A CPS post.
It’s been two and a half years of living with chronic pain. There have been times I have had a handle on it and times it has got the better of me. But one thing is for sure, its going nowhere.
In that time I have learned that management is the key to surviving high levels of nerve pain. There has been little improvement in the pain levels. If anything it has evolved. Spreading to different areas of my body as new symptoms appear to test me.
I chased up a neurologist appointment this week and it seems my case was forgot about after my assessment in march. That’s 8 month’s wasted that I could have had my follow up appointment to discuss multiple sclerosis as a diagnosis. 8 month’s that I could have been getting the right help. My phone call has got the ball rolling and I’m back in the system. It’s a frustrating place of limbo to say the least.

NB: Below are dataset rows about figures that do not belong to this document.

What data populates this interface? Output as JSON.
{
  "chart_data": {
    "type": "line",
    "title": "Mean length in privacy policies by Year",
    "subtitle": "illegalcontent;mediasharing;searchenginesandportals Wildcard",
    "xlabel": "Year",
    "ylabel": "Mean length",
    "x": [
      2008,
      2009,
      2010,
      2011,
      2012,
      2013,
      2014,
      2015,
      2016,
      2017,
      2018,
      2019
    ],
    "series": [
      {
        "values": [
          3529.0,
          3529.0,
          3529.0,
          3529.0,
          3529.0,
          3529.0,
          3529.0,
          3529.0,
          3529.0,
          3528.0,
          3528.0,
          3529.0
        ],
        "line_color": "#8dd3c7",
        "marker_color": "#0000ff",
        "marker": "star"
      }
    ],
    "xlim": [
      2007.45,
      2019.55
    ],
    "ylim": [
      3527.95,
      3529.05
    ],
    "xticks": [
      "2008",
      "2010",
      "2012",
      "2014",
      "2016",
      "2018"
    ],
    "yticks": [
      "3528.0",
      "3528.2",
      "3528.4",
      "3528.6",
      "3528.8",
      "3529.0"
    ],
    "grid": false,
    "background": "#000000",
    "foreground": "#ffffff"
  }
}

I have been proactive this year in dealing with past trauma in the hope that lower stress levels get my pain levels down. It’s definitely been beneficial if not painful at times.
New symptoms concern me but I have no where to discuss them. With month’s between appointments I am left to deal with them the best I can. I have also recently been diagnosed with type 2 diabetes. Just another problem to understand and deal with.
Meditation is my first point of management. Pregabalin, baclofen and amatriptalyne are the meds I have settled on. They don’t take the pain away but they allow me to function and deal with every day life. Which is anything but normal with triplet toddlers.
I feel like I’m up against it, sometimes on a daily basis. With central pain syndrome it’s all about living along side the monster and not letting it take the wheel. Not always easy.
I apologise if this seems like a bit of a whinge. I have ups and downs on this journey and positivity comes and goes. Sometimes it’s just tough going and I’m tired of hurting.